9.        Par acte daté du 19 janvier 2018, posté le 22 janvier 2018, les intéressés ont recouru contre cette décision sur opposition par-devant la CJCAS. Les jurisprudences concernant les PCF et PCC ne devaient pas s’appliquer aux PCFam ; il fallait s’en tenir à la jurisprudence citée dans l’opposition.

10.    Le 14 février 2018, le SPC a communiqué à la CJCAS une copie de son dossier et déclaré s’en tenir et renvoyer à la position exprimée dans la décision attaquée. Les intéressés n’invoquaient aucun argument susceptible de conduire à une appréciation différente du cas.

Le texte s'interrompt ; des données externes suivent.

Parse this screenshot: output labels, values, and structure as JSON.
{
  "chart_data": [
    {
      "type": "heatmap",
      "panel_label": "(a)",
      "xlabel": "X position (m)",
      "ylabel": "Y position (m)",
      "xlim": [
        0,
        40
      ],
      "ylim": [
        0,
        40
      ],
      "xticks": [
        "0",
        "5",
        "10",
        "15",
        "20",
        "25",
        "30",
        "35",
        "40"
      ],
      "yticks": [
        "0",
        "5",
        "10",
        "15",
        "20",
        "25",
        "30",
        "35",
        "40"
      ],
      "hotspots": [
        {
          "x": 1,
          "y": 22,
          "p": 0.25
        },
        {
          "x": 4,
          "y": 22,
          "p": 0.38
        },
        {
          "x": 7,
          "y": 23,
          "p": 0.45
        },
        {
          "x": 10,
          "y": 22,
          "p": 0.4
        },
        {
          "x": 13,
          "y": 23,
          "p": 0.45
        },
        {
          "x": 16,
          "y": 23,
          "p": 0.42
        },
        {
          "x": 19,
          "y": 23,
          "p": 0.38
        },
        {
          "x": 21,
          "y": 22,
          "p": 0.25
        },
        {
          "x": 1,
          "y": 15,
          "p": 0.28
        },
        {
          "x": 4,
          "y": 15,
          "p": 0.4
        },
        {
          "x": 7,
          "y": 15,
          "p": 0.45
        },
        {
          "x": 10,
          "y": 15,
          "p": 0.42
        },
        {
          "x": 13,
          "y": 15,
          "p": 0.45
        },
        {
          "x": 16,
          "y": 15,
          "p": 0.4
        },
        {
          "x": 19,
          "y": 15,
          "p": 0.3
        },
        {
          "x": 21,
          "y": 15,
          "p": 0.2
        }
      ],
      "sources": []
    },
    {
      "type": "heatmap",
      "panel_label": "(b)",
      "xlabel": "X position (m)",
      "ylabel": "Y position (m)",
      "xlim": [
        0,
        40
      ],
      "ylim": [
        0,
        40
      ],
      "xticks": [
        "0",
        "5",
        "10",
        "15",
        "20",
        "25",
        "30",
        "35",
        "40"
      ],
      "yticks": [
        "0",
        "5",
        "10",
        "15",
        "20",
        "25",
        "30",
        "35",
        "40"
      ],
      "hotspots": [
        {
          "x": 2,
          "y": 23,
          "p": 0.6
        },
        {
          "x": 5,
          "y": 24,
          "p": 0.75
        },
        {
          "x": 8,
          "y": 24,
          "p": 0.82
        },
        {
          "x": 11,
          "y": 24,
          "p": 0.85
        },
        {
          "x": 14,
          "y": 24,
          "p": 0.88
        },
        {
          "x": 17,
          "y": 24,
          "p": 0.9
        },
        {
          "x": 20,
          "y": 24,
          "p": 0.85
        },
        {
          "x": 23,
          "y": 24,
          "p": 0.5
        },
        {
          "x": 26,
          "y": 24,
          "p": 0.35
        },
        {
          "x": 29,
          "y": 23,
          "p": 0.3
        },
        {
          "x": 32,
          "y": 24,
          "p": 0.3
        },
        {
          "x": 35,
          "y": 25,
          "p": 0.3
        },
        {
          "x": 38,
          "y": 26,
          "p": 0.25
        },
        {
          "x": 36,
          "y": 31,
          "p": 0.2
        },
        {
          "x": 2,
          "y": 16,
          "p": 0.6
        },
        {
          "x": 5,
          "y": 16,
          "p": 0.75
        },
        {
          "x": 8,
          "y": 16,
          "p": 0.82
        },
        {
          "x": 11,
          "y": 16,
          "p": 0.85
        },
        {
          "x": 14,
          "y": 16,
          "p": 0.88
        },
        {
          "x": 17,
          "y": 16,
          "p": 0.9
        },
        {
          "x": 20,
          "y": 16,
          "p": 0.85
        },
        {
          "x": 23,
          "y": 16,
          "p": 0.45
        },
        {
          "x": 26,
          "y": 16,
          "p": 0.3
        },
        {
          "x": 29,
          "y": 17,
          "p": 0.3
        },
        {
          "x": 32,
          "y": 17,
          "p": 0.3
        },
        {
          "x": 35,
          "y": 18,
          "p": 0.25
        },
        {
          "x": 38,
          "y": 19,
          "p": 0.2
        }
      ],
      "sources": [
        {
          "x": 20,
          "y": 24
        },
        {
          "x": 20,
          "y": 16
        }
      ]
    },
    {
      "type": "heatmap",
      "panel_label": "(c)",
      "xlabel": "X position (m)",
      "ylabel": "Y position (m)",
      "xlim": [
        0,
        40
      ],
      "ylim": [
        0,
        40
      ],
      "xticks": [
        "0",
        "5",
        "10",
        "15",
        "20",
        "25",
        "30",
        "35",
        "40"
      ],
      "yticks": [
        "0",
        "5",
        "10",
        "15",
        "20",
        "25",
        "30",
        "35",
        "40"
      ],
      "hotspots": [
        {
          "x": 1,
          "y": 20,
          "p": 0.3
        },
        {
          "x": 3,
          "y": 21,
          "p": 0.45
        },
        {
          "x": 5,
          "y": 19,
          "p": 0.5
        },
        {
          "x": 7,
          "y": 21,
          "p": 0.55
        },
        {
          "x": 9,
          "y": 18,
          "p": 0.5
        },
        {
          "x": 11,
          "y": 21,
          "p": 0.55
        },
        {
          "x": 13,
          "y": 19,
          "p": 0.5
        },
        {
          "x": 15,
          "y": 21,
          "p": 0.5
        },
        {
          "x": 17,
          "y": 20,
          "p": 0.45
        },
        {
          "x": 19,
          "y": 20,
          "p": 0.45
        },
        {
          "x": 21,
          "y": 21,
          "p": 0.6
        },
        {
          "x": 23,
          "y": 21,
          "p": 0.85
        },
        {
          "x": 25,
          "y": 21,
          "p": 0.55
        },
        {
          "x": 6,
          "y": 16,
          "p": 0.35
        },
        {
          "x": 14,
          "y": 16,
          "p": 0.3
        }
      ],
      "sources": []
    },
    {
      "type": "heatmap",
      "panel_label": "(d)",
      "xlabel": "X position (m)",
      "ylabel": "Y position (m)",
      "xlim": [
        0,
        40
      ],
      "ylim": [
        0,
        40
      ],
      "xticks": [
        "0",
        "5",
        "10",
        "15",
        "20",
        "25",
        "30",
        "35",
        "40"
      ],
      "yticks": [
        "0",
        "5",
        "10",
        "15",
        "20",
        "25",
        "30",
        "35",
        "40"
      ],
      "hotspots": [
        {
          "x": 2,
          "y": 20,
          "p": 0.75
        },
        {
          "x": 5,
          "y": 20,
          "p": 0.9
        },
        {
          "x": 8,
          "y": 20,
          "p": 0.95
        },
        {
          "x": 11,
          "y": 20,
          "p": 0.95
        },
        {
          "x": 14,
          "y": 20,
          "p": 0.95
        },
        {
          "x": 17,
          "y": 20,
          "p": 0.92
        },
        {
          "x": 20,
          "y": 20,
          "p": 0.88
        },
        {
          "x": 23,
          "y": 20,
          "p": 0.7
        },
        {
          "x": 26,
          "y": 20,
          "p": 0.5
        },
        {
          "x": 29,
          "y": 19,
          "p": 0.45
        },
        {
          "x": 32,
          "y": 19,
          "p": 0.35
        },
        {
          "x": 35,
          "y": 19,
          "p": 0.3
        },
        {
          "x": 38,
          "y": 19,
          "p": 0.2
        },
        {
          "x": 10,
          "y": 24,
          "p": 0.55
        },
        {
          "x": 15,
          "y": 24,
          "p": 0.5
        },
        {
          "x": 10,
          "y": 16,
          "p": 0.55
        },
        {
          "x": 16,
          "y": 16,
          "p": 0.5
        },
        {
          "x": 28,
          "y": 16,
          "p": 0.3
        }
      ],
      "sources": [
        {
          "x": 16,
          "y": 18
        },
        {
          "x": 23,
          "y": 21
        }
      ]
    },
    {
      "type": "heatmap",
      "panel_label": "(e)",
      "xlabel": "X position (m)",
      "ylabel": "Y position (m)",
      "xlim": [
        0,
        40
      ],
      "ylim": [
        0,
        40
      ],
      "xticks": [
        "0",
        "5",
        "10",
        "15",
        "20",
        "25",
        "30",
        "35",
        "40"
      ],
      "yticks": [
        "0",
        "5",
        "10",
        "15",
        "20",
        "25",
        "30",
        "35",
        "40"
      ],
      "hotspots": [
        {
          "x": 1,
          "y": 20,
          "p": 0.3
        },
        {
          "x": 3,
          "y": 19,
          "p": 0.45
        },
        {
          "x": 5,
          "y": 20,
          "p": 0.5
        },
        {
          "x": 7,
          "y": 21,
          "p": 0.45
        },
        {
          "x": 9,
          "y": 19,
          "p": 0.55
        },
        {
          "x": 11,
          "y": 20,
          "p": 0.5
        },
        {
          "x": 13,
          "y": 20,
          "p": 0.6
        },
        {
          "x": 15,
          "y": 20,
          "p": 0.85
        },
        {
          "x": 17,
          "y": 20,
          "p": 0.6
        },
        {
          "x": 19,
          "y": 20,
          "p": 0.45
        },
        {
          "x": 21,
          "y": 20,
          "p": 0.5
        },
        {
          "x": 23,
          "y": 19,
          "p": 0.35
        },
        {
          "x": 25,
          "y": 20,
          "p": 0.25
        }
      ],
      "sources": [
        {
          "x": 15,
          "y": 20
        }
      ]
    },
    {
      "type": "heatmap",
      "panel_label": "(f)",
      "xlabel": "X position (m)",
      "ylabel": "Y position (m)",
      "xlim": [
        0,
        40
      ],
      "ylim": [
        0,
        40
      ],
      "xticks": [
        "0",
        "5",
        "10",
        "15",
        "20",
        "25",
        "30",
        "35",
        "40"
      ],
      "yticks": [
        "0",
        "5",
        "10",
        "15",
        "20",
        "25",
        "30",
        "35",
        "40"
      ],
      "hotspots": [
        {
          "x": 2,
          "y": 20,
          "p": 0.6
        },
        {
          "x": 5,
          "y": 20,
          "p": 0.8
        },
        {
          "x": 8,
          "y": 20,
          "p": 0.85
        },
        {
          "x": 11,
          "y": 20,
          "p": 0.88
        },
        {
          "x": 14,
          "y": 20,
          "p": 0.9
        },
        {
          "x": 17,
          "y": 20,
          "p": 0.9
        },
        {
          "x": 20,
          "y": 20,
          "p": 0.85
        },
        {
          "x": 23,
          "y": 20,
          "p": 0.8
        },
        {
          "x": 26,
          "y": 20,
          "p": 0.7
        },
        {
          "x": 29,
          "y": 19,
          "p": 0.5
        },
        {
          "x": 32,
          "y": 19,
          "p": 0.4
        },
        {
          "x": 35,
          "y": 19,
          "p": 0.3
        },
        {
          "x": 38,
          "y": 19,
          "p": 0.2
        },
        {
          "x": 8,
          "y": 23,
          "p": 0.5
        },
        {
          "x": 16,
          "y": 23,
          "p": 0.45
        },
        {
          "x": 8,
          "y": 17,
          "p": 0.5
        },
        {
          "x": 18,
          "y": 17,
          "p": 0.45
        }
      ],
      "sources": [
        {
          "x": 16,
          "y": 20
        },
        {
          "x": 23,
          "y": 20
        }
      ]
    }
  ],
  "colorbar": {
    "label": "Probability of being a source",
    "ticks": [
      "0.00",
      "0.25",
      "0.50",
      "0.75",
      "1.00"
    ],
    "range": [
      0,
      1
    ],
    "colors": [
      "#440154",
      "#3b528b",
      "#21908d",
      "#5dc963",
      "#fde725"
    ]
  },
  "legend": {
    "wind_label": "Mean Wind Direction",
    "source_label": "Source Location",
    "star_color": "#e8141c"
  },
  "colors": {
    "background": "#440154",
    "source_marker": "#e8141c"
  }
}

11.    Le 23 février 2018, les intéressés ont demandé à la CJCAS de ne pas appliquer aux PCFam les dernières jurisprudences rendues en lien avec la durée du séjour requis pour avoir droit aux PCF et PCC. Les PCFam s’appuyaient sur une loi cantonale ; elles n’avaient pas de lien avec les PCF et les PCC. Le fait que le même service appliquait ces législations ne devait pas conduire à des confusions.

12.    La cause a été gardée à juger.

 

 

EN DROIT

1.        Conformément à l'art. 134 al. 3 let. a de la loi sur l'organisation judiciaire, du 26 septembre 2010 (LOJ - E 2 05), la CJCAS connaît en instance unique des contestations prévues à l'art. 43 de la loi cantonale sur les prestations cantonales complémentaires, du 25 octobre 1968 (LPCC - J 4 25), dont les PCFam. Sa compétence pour juger du cas d’espèce est ainsi établie, dès lors que le recours est dirigé contre une décision sur opposition rendue en application de la LPCC.

Le recours a été interjeté en temps utile (art. 43 LPCC ; art. 62 al. 1 let. a de la loi sur la procédure administrative, du 12 septembre 1985 - LPA - E 5 10), dans le respect des exigences, peu élevées, de forme et de contenu prévues par la loi (art. 89B LPA).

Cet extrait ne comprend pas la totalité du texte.